In Journeys Between Wars, Dos Passos has taken selections from these two books, brought them up to date with a section on the civil war in Spain, and with the inclusion of accounts of trips to Mexico and Russia, made the book a unified volume of 394 pages covering his travels over 20 years. It is spattered with characteristic Dos Passos splashes of color, like his description of his first glimpse of Toledo: "Against the grey and ochrestreaked theatre of the Cigarrales were piled masses of buttressed wall that caught the orange sunset light on many tall plane surfaces rising into crenellations and square towers and domes and slatecapped spires. . . ." But in general it is laconic: "Here we are sitting on our tails again," he wrote, when the caravan was delayed by bandits. "This ibn Haremis gang is a rare one. . . . Such a set of walleyed, crooknosed, squinting, oneeyed, scarfaced cutthroats and slit-purses I have never seen. ... I imagine they'd be very good fellows if you got to know them."

Dos Passos saw famine and typhus in the Near East, talked over Bolshevik atrocities with Russian refugees, Turkish atrocities with Greeks and Armenians, English duplicity with Arabs.
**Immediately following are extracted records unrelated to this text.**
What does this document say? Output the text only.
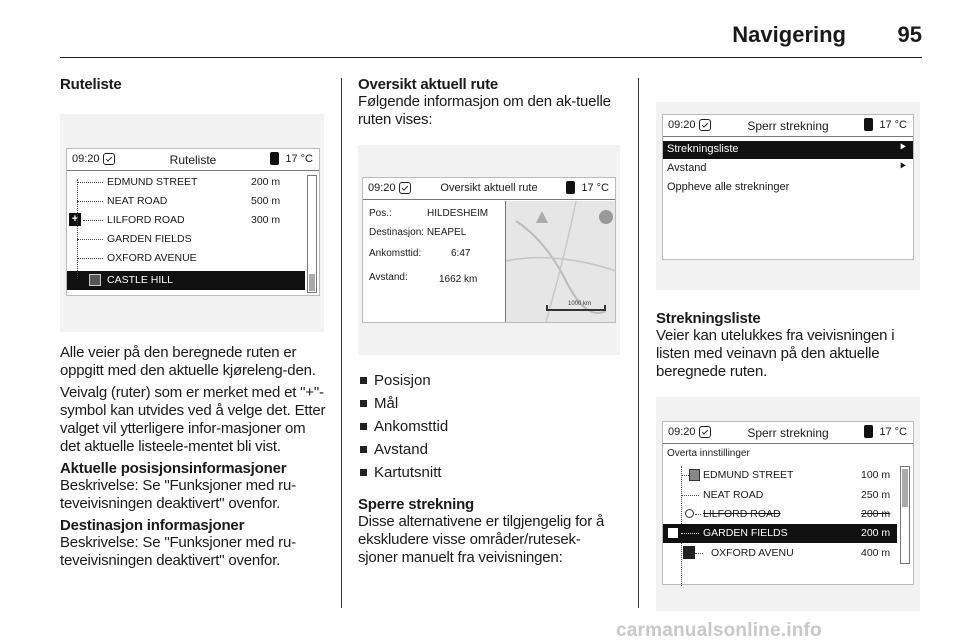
Navigering 95
Ruteliste
09:20	Ruteliste	17 °C
EDMUND STREET	200 m
NEAT ROAD	500 m
+	LILFORD ROAD	300 m
GARDEN FIELDS
OXFORD AVENUE
CASTLE HILL
Alle veier på den beregnede ruten er oppgitt med den aktuelle kjøreleng-den.
Veivalg (ruter) som er merket med et "+"-symbol kan utvides ved å velge det. Etter valget vil ytterligere infor-masjoner om det aktuelle listeele-mentet bli vist.
Aktuelle posisjonsinformasjoner
Beskrivelse: Se "Funksjoner med ru-teveivisningen deaktivert" ovenfor.
Destinasjon informasjoner
Beskrivelse: Se "Funksjoner med ru-teveivisningen deaktivert" ovenfor.
Oversikt aktuell rute
Følgende informasjon om den ak-tuelle ruten vises:
09:20	Oversikt aktuell rute	17 °C
Pos.:	HILDESHEIM
Destinasjon: NEAPEL
Ankomsttid:	6:47
Avstand:	1662 km
1000 km
Posisjon
Mål
Ankomsttid
Avstand
Kartutsnitt
Sperre strekning
Disse alternativene er tilgjengelig for å ekskludere visse områder/rutesek-sjoner manuelt fra veivisningen:
09:20	Sperr strekning	17 °C
Strekningsliste	⯈
Avstand	⯈
Oppheve alle strekninger
Strekningsliste
Veier kan utelukkes fra veivisningen i listen med veinavn på den aktuelle beregnede ruten.
09:20	Sperr strekning	17 °C
Overta innstillinger
EDMUND STREET	100 m
NEAT ROAD	250 m
LILFORD ROAD	200 m
GARDEN FIELDS	200 m
OXFORD AVENU	400 m
carmanualsonline.info
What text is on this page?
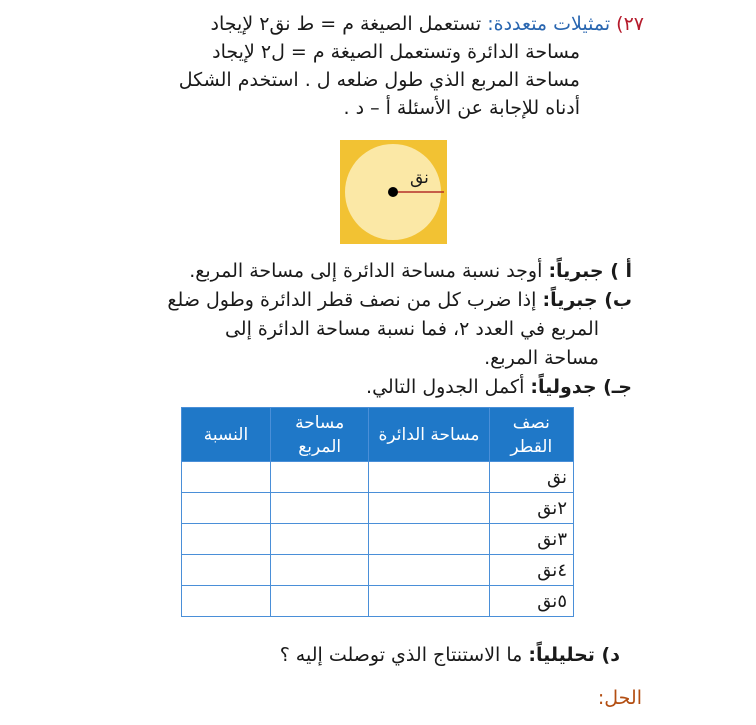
٢٧) تمثيلات متعددة: تستعمل الصيغة م = ط نق٢ لإيجاد
مساحة الدائرة وتستعمل الصيغة م = ل٢ لإيجاد
مساحة المربع الذي طول ضلعه ل . استخدم الشكل
أدناه للإجابة عن الأسئلة أ – د .
نق
أ ) جبرياً: أوجد نسبة مساحة الدائرة إلى مساحة المربع.
ب) جبرياً: إذا ضرب كل من نصف قطر الدائرة وطول ضلع
المربع في العدد ٢، فما نسبة مساحة الدائرة إلى
مساحة المربع.
جـ) جدولياً: أكمل الجدول التالي.
نصف القطر	مساحة الدائرة	مساحة المربع	النسبة
نق			
٢نق			
٣نق			
٤نق			
٥نق			
د) تحليلياً: ما الاستنتاج الذي توصلت إليه ؟
الحل:
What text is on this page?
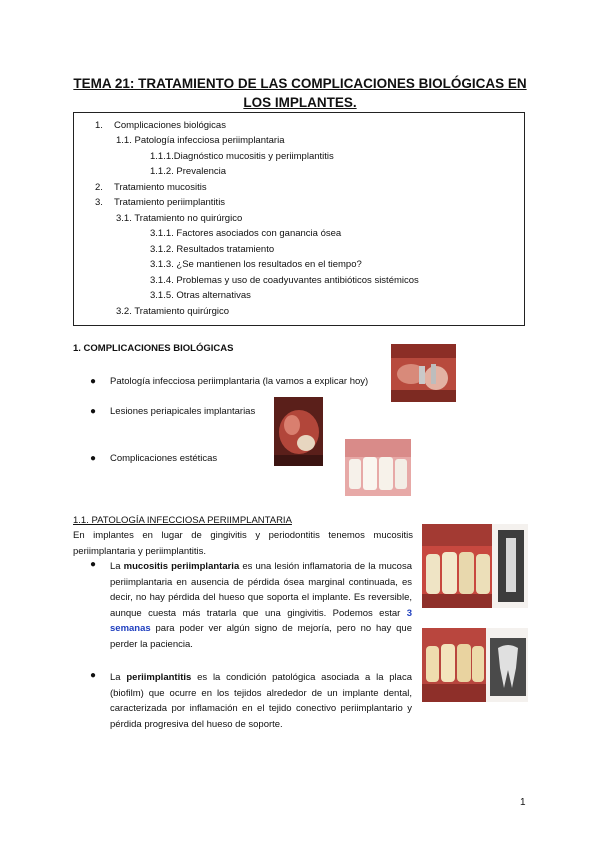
TEMA 21: TRATAMIENTO DE LAS COMPLICACIONES BIOLÓGICAS EN LOS IMPLANTES.
1. Complicaciones biológicas
1.1. Patología infecciosa periimplantaria
1.1.1.Diagnóstico mucositis y periimplantitis
1.1.2. Prevalencia
2. Tratamiento mucositis
3. Tratamiento periimplantitis
3.1. Tratamiento no quirúrgico
3.1.1. Factores asociados con ganancia ósea
3.1.2. Resultados tratamiento
3.1.3. ¿Se mantienen los resultados en el tiempo?
3.1.4. Problemas y uso de coadyuvantes antibióticos sistémicos
3.1.5. Otras alternativas
3.2. Tratamiento quirúrgico
1. COMPLICACIONES BIOLÓGICAS
● Patología infecciosa periimplantaria (la vamos a explicar hoy)
● Lesiones periapicales implantarias
● Complicaciones estéticas
1.1. PATOLOGÍA INFECCIOSA PERIIMPLANTARIA
En implantes en lugar de gingivitis y periodontitis tenemos mucositis periimplantaria y periimplantitis.
● La mucositis periimplantaria es una lesión inflamatoria de la mucosa periimplantaria en ausencia de pérdida ósea marginal continuada, es decir, no hay pérdida del hueso que soporta el implante. Es reversible, aunque cuesta más tratarla que una gingivitis. Podemos estar 3 semanas para poder ver algún signo de mejoría, pero no hay que perder la paciencia.
● La periimplantitis es la condición patológica asociada a la placa (biofilm) que ocurre en los tejidos alrededor de un implante dental, caracterizada por inflamación en el tejido conectivo periimplantario y pérdida progresiva del hueso de soporte.
1
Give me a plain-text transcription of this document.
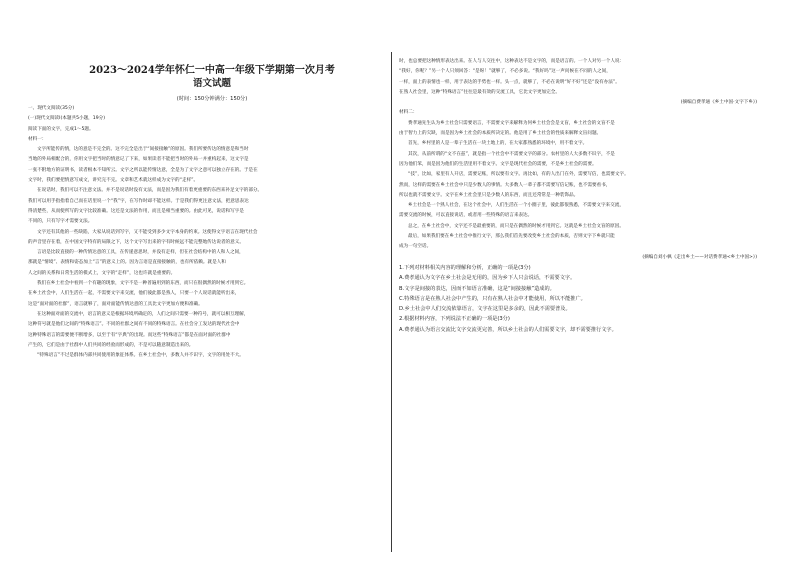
2023～2024学年怀仁一中高一年级下学期第一次月考
语文试题
(时间：150分钟满分：150分)
一、现代文阅读(35分)
(一)现代文阅读Ⅰ(本题共5小题，19分)
阅读下面的文字，完成1～5题。
材料一：
文字所能传的情，达的意是不完全的。这不完全是出于“间接接触”的原因。我们所要传达的情意是和当时
当地的外局相配合的，你用文字把当时的情意记了下来，如果读者不能把当时的外局一并重构起来，这文字是
一张不附地方的证明书，读者根本不知所云。文字之所以能传情达意，全是为了文字之意可以独立存在的。于是在
文字时，我们要把情意写成文，讲究完不完。文章和艺术就这样成为文字的“走样”。
在说话时，我们可以不注意文法。并不是说话时没有文法，而是因为我们有着更重要的东西来补足文字的部分。
我们可以用手指指着自己而在话里说一个“我”字，在写作时却不能这样。于是我们得更注意文法，把意思表达
得清楚些，从而使所写的文字比较准确。这还是文法的作用，而且是相当重要的。由此可见，说话和写字是
不同的，只有写字才需要文法。
文字还有其他的一些缺陷，大家从说话到写字，又不能受到多少文字本身的约束。这使得文字语言在现代社会
的声音里存在着，在中国文字特有的局限之下，这个文字写出来的字有时候远不能完整地传达说者的意义。
言语是比较直接的一种传情达意的工具，在传递意思时，并没有走样，但在社会结构中的人和人之间，
那就是“情境”、表情和姿态加上“言”的意义上的。因为言语是直接接触的，也有所依赖。就是人和
人之间的关系和日常生活的模式上，文字的“走样”，这也许就是重要的。
我们在乡土社会中看到一个有趣的现象，文字不是一种普遍用到的东西，而只在很偶然的时候才用到它。
在乡土社会中，人们生活在一起，不需要文字来交流，他们彼此都是熟人，只要一个人说话就能听出来，
这是“面对面的社群”，语言就够了，面对面能传情达意的工具比文字更加方便和准确。
在这种面对面的交流中，语言的意义是根据环境所确定的，人们之间只需要一种符号，就可以相互理解，
这种符号就是他们之间的“特殊语言”。不同的社群之间有不同的特殊语言。在社会分工发达的现代社会中
这种特殊语言的需要便不断增多，以至于有“字典”的出现。而这些“特殊语言”都是在面对面的社群中
产生的，它们是由于社群中人们共同的经验而形成的，不是可以随意制造出来的。
“特殊语言”不过是群体内部共同使用的象征体系。在乡土社会中，多数人并不识字，文字的用处不大。
时，也总要把这种情形表达出来。在人与人交往中，这种表达不是文字的，而是语言的。一个人对另一个人说：
“我好，你呢？”另一个人只须回答：“是呀！”就够了，不必多说。“我好吗”这一声问候在不同的人之间，
一样，面上的表情也一样，用于表达的手势也一样。头一点，就够了，不必在说明“好不好”还是“没有办法”。
在熟人社会里，这种“特殊语言”往往是最有效的交流工具，它比文字更加完全。
(摘编自费孝通《乡土中国·文字下乡》)
材料二：
费孝通先生认为乡土社会只需要语言，不需要文字来解释为何乡土社会会是文盲，乡土社会的文盲不是
由于智力上的欠缺，而是因为乡土社会的本质所决定的。他是用了乡土社会的性质来解释文盲问题。
首先，乡村里的人是一辈子生活在一块土地上的，在大家都熟悉的环境中，用不着文字。
其次，从前所谓的“文不在兹”，就是指一个社会中不需要文字的部分。农村里的人大多数不识字，不是
因为他们笨，而是因为他们的生活里用不着文字。文字是现代社会的需要，不是乡土社会的需要。
“技”，比如，家里有人开店，需要记账，所以要有文字。再比如，有的人出门在外，需要写信，也需要文字。
然而，这样的需要在乡土社会中只是少数人的事情。大多数人一辈子都不需要写信记账，也不需要看书，
所以也就不需要文字。文字在乡土社会里只是少数人的东西，而且还常常是一种装饰品。
乡土社会是一个熟人社会，在这个社会中，人们生活在一个小圈子里，彼此都很熟悉，不需要文字来交流，
需要交流的时候，可以直接说话，或者用一些特殊的语言来表达。
总之，在乡土社会中，文字还不是最重要的，而只是在偶然的时候才用到它。这就是乡土社会文盲的原因。
最后，如果我们要在乡土社会中推行文字，那么我们首先要改变乡土社会的本质，否则文字下乡就只能
成为一句空话。
(摘编自刘小枫《走出乡土——对话费孝通<乡土中国>》)
1.下列对材料相关内容的理解和分析，正确的一项是(3分)
A.费孝通认为文字在乡土社会是无用的，因为乡下人只会说话，不需要文字。
B.文字是间接的表达，因而不如语言准确，这是“间接接触”造成的。
C.特殊语言是在熟人社会中产生的，只有在熟人社会中才能使用，所以不能推广。
D.乡土社会中人们交流依靠语言，文字在这里是多余的，因此不需要普及。
2.根据材料内容，下列说法不正确的一项是(3分)
A.费孝通认为语言交流比文字交流更完善，所以乡土社会的人们需要文字，却不需要推行文字。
In Spain he was startled to hear a mountain peasant exclaim, "America is the world of the future." In Arabia a native told him owlishly that the English "were united and used their guns only to shoot strangers, while the Arabs were always squabbling among themselves and were very nice to strangers." Hating high-flown sentiments in all forms (he read Juvenal on the way to Damascus, did not like it because "I smell rhetoric"), he grows eloquent only about the Spanish civil war. After seeing Madrid under siege, feeling uncomfortable talking to soldiers because he could remember how he felt when journalists visited the front during the War, Dos Passes left Spain profoundly depressed: "How can they win? . . . How can the new world full of confusion and crosspurposes and illusions and dazzled by the mirage of idealistic phrases win against the iron combination of men accustomed to run things who have only one idea binding them together, to hold on to what they've got?"